Se suma otro factor de peso: el ascenso de los rendimientos reales de la deuda estadounidense. La rentabilidad real del bono del Tesoro a diez años tocó máximos desde abril de 2025, en un contexto en que el capital migra hacia sectores de alto potencial de retorno, con las compañías tecnológicas vinculadas a la inteligencia artificial a la cabeza.

El efecto es doble: el oro pierde atractivo frente a activos que generan rendimiento y la fortaleza del dólar ejerce presión adicional sobre un metal denominado en esa misma divisa.

Las previsiones del Deutsche Bank reflejan esa cautela. La entidad espera que el oro cierre el cuarto trimestre cerca de u$s4.800 por onza, frente a una previsión media para este año 2026 de u$s4.631 y un objetivo de u$s5.300 para el año 2027.

La demanda de los bancos centrales

Pese al escenario más complejo para el segundo semestre, hay un factor que genera amplio consenso como límite a las caídas: la demanda de los bancos centrales.

UBS señala que el oro superó por primera vez a los bonos del Tesoro estadounidense en la composición de las reservas oficiales mundiales.

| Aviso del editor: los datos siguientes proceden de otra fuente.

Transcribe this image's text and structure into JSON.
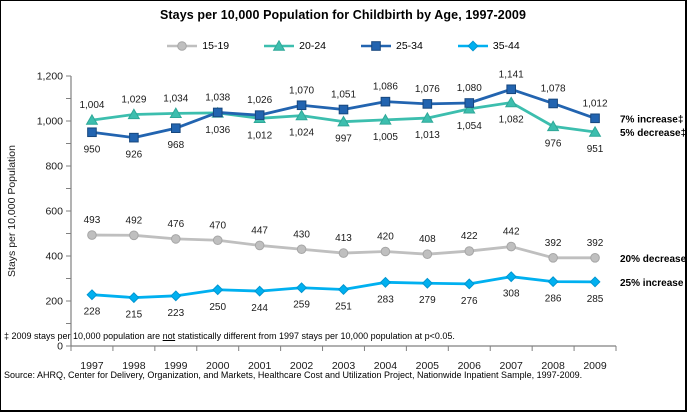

Según estimaciones del BCE, el metal representa el 27% de las reservas internacionales, frente al 22% de los bonos del Tesoro y el 15% del euro.

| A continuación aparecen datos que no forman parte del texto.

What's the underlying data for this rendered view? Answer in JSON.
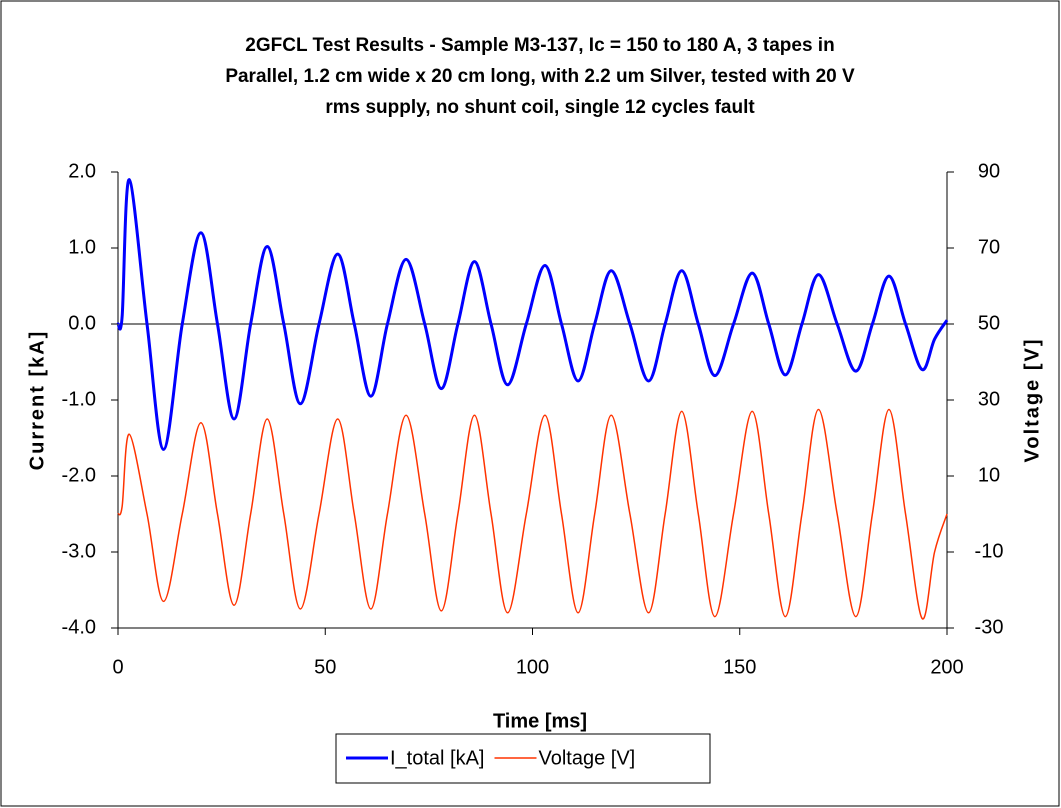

Para UBS, ese cambio refleja una transformación más profunda: los bancos centrales ya no compran oro solo como herramienta de diversificación, sino también como cobertura frente a tensiones geopolíticas y perturbaciones financieras.

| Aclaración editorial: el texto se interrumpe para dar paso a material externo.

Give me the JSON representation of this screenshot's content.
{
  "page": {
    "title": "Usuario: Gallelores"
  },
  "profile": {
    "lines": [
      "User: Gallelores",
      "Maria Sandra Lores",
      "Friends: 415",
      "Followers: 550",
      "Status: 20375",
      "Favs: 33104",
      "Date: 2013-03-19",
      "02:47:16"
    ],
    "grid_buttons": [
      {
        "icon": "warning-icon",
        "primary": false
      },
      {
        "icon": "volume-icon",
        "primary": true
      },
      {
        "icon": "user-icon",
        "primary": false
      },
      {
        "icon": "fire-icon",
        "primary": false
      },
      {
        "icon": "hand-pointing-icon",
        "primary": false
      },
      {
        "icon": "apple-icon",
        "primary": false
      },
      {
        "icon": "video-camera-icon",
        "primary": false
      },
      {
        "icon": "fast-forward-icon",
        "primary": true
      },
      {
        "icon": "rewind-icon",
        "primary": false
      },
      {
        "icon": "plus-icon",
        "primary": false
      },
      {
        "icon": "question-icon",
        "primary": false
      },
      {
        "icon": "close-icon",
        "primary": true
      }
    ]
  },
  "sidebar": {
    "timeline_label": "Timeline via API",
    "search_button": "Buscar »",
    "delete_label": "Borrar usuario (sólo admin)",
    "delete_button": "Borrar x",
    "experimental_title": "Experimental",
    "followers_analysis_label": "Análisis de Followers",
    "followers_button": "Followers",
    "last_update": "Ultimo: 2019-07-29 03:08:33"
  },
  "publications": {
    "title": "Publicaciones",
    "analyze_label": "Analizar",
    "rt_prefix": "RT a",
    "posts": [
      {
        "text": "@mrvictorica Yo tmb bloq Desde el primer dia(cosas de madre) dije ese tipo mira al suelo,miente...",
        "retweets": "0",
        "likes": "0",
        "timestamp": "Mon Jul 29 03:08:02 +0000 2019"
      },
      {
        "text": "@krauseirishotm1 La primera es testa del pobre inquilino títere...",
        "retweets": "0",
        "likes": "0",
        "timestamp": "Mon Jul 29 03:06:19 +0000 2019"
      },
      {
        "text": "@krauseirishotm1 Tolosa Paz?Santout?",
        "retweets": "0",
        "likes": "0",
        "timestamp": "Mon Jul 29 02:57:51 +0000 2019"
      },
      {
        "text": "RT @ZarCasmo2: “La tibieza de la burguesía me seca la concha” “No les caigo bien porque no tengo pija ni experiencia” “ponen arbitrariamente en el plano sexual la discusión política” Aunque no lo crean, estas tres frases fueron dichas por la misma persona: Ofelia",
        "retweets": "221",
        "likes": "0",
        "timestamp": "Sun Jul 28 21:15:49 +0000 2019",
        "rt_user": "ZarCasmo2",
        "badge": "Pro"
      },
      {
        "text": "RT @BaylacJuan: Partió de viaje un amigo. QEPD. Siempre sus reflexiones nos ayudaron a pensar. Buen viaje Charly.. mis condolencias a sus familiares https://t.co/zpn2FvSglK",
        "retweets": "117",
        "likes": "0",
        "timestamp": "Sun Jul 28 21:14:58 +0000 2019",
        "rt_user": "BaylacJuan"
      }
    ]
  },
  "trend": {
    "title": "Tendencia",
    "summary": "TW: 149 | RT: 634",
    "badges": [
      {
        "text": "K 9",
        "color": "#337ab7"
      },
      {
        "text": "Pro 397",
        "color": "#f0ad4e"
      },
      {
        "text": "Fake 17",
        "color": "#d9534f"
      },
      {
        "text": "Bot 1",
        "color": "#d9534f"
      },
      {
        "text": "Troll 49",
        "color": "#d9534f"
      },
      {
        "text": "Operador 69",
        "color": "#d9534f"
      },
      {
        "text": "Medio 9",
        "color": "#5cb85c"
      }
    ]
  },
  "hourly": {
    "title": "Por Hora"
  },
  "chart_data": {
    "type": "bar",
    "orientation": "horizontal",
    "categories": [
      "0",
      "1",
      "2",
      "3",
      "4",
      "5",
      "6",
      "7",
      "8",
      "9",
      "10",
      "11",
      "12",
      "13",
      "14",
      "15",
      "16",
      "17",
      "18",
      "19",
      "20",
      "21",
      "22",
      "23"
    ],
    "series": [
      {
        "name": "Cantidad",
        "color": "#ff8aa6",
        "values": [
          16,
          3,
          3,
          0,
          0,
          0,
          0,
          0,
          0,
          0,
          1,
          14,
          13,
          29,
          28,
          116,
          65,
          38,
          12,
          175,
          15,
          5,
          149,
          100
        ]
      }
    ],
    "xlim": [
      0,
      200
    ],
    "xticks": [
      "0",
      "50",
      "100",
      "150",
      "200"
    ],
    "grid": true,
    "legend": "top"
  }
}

La Fed, árbitro del próximo movimiento

Entre las grandes entidades, la pregunta ya no es si el oro tiene argumentos para recuperarse, sino cuándo esos factores podrán imponerse frente a un eventual endurecimiento financiero.

A corto plazo, el consenso señala tres variables clave: las decisiones de la Fed, el comportamiento de los rendimientos reales y la fortaleza del dólar.

El World Gold Council identifica varios catalizadores capaces de modificar el escenario: un deterioro económico, un aumento de las tensiones geopolíticas, un cambio en las expectativas sobre las tasas de interés o el regreso de las compras por parte de los inversores de largo plazo.

La institución también subraya que el mercado del oro ya no depende exclusivamente de Estados Unidos: buena parte de los avances registrados este año se produjeron durante la sesión asiática, lo que refleja el creciente peso de esa región en la formación de precios.

Por ahora, el consenso de mercado apunta a que la evolución del oro dependerá menos de los acontecimientos geopolíticos que de los próximos datos de inflación y empleo en EEUU, referencias que condicionarán las decisiones de la Fed y determinarán si el metal encuentra un suelo definitivo o prolonga la corrección iniciada tras los máximos históricos de enero.